Rav Shimon Schwab, zt”l, gives a brilliant answer to this quandary which is again a key to understanding several accounts of the Bible.

The truth is that technically G-d’s thoughts are beyond us. The deepest, most complex, and even most beyond-us kinds of thoughts are elementary to His mind. His thoughts are way above ours, and it is foolish to hold Him to ours. However, there are times when He reveals that He desires to descend to our level of understanding, when He wants us to understand him according to our perception of logic and morality. And this is indicated when He reveals to a prophet that He is “descending” into our realm of thought.

When G-d told Abraham about Sodom and Ammorra, He said that He is now “going down to see” the situation:

I will now go down and see if they did as [the cities’] cry of destruction coming to me…

This was Abraham’s cue that Hashem desired Abraham to understand His actions according to his world of thought. But when G-d told Abraham to sacrifice his son, it does not say this. Nor when G-d told Abraham to exile in son Ishmael from his home.

Likewise, when G-d appeared to Moses in the Burning Bush, He declares that He is “coming down” to save the Israelites from the Egyptians. So when G-d then continues that Moses will be the one to confront Pharaoh, Moses is able to object that he is not suited for the job. And similarly, Moses is later able to complain that his dealings with Pharaoh had only made things worse, so why was he sent?

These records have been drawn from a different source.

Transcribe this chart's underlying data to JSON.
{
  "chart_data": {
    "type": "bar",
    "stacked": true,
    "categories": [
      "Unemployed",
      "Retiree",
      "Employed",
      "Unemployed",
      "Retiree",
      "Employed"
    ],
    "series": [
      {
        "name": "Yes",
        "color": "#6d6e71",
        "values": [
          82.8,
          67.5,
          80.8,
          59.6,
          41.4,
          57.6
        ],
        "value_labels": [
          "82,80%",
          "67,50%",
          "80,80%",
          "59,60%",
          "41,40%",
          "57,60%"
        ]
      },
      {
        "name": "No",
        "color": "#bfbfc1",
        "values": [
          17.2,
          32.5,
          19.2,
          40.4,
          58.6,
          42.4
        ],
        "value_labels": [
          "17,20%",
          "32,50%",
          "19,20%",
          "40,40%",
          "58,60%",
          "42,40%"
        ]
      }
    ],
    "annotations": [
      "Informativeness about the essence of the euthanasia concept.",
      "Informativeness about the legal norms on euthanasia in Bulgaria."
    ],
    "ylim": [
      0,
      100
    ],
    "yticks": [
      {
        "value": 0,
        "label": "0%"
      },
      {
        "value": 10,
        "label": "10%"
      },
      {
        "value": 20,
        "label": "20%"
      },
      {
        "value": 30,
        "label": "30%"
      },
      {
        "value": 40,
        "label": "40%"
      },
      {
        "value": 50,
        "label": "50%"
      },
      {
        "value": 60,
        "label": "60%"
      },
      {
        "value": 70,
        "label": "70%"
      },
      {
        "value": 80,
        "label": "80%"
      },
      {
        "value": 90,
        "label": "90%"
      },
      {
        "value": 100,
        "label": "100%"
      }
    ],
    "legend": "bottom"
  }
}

And this explains how we are able to learn Torah as we do. It is normal that when we learn the Torah, and here it says one thing, and there another, we come up with solutions to conform the contradictions, saying here it’s talking about this, and there it’s talking about that. How are we permitted to do this? So what, if we can’t understand G-d’s mind, and how both this and that can be true in their literal and unmodified senses? G-d’s thoughts are beyond us!

But the answer is that when G-d gave us the Torah, He declared that He is “coming down” on Mt. Sinai. He wants us to understand the Torah according to our realm of thought and logic. “Lo BaShammayim Hee,” it is not any longer in Heaven. It is subject to our world of time and space and logic.